Other, secondary tasks are
“look up – distribution” (find a specific word and see it’s distribution in the song), “compare-distribution” (is the word frequency pattern for a specific song following the trend/distribution of the genre in whole? Could be separate, small visualization.)
and “enjoy”.

Bildschirmfoto 2016-04-17 um 18.49.05.png



3. Idiom

Based on the data types and tasks we defined in the first 2 steps we tried to choose a fitting visual encoding. Which “idiom” (visualization technique) suits our tasks, how can we “map” our attributes?

Through this though process we realized that the visualization types we had previously pivoting towards might actually not work with the tasks we wanted the user to fulfill. We therefore continued to ideate, now with Munzners model in mind, and narrowed down the possibilities to two idioms that we felt to be more appropriate:

  • Steamgraph
    visual example:
  • Unit chart
    visual example:
    Bildschirmfoto 2016-04-17 um 23.52.32.png

While the Streamgraph provides the user with a better overview of the distribution of the words (also in time) is better for comparison between different songs, and is visually more appealing (especially since it resembles the frequency visualization that is commonly used for music), the unit chart is better suited for the exploration of the data, as we could show the word in the context of the comment through interactivity. Also the attributes “word” and “category” would be more easy to map in the unit chart, since position could be used as a visual variable.



Afterthoughts / Questions

  • How do we handle the element of time in our visualization? We want the data to update as the respective song is playing, which means we have an element of animation. We are not sure however how to best present that. Should we mask the Streamgraph and reveal it when the song plays? Would that be too boring? Should it organically grow?
    Were and how do the markers in the unit chart appear? Do they pop up or come in from a specific time?
  • How can we make our visualization visually interesting enough to be enjoyable and novel enough for the user without it being totally arbitrary and unreadable?
  • The unit markers give us an opportunity to play with – can we do something “fancy” with them?

Working 21 – 31 March

Working on data acquisition and clean-up.

We started to scrape some test data (comments), clean, sort and rank the included words through Python to create our “library” of words used in music comments.

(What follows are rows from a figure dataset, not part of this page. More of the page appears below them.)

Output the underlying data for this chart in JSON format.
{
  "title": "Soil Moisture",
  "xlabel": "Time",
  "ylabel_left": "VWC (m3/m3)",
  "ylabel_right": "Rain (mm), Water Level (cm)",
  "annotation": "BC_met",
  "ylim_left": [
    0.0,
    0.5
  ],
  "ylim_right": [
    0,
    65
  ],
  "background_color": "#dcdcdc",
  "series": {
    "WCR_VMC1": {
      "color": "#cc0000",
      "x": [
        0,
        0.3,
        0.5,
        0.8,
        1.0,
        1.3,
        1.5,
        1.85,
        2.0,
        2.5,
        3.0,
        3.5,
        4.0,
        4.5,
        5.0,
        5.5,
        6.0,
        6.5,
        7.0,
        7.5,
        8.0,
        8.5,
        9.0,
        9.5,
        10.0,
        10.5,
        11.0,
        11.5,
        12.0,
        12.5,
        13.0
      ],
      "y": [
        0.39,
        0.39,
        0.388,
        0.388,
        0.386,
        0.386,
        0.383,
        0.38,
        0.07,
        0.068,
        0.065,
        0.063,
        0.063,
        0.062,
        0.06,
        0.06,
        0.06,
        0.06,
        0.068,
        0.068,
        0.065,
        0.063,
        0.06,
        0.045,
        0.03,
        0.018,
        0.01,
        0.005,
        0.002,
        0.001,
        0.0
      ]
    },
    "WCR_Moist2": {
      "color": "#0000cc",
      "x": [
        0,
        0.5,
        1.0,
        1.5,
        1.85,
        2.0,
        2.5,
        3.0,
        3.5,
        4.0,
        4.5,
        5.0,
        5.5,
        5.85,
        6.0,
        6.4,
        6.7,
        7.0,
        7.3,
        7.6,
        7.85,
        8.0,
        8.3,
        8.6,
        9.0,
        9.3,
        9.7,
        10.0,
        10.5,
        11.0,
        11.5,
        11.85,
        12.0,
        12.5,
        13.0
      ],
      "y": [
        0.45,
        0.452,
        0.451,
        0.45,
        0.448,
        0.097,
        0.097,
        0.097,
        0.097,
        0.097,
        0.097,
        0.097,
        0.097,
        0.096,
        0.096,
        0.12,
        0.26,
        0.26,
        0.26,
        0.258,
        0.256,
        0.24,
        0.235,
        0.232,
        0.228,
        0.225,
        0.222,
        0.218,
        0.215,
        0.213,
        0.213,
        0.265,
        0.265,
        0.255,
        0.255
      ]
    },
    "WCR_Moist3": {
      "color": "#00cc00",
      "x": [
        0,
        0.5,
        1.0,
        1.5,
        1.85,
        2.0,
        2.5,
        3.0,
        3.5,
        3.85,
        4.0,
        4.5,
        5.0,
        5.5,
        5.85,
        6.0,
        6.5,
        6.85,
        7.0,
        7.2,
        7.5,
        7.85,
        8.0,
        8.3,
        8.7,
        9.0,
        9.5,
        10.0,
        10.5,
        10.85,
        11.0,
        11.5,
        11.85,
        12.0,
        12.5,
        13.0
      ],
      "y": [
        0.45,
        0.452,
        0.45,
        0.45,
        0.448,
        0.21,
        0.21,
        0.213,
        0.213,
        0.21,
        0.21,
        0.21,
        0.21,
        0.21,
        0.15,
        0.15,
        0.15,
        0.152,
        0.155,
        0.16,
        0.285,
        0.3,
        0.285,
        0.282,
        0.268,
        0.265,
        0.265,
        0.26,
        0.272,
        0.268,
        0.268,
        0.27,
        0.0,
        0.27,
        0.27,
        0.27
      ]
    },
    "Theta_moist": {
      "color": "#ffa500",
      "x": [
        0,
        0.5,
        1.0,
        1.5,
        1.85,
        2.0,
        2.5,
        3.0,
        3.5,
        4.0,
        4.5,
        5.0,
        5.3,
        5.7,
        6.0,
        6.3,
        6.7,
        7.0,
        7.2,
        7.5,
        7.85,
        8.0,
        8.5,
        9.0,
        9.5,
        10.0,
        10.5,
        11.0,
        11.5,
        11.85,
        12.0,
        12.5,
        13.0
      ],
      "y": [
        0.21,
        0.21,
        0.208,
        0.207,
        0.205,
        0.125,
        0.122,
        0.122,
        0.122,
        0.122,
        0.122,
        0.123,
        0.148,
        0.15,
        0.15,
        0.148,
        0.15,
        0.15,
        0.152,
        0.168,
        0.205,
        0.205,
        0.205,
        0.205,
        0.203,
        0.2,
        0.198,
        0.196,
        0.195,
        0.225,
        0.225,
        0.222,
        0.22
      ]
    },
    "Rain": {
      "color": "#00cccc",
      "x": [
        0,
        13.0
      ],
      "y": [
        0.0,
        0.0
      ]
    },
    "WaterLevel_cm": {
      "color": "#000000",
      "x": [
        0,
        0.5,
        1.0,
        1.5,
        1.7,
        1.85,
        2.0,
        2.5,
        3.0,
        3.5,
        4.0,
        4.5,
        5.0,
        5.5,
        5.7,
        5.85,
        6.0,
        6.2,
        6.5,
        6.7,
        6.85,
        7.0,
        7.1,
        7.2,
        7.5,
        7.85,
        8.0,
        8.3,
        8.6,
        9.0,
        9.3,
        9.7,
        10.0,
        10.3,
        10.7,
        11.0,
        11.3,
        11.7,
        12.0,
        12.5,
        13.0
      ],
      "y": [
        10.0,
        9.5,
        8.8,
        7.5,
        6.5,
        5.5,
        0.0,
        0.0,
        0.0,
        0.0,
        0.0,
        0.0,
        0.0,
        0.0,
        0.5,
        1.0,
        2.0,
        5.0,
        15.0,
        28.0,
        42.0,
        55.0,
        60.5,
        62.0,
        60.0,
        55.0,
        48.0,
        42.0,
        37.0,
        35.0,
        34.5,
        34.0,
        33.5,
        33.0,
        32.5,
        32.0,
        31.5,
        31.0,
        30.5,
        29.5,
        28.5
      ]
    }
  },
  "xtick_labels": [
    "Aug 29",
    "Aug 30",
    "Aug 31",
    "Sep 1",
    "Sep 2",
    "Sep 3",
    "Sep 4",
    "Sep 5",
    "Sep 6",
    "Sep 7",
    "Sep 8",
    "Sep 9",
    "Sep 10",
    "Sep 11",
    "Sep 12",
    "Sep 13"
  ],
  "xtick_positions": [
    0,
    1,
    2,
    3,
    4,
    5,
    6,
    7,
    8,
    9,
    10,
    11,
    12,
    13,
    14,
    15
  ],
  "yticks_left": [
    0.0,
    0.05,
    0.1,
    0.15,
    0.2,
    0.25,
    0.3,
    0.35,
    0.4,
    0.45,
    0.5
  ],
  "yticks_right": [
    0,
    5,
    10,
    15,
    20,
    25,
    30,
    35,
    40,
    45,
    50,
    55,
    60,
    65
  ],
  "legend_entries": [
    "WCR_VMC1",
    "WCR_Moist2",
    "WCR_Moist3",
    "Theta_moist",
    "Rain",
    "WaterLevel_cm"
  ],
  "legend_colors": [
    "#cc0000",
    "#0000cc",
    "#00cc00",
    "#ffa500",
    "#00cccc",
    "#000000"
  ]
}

It became apparent that we would need to further clean/filter the data. We made a list of stop words ([..] stop words are words which are filtered out before or after processing of natural language data (text). […] stop words usually refer to the most common words in a language […] source: wikipedia) by combining several stop word list which we found online. Next we created a “spam filter” list, to exclude words that originated from spam comments. After using those “filters” we refined the them again. We repeated this process several times.
Ultimately we modified the clean-up to exclude spam comments before ranking, which immensely improved the resulting list.

When the clean-up code was working sufficiently, we enlarged the data set to check the code’s scalability. For that we chose 3 songs from Soundcloud’s charts for 3 genres (Rap/Hip-Hop, Pop, Metal) which we decided on beforehand.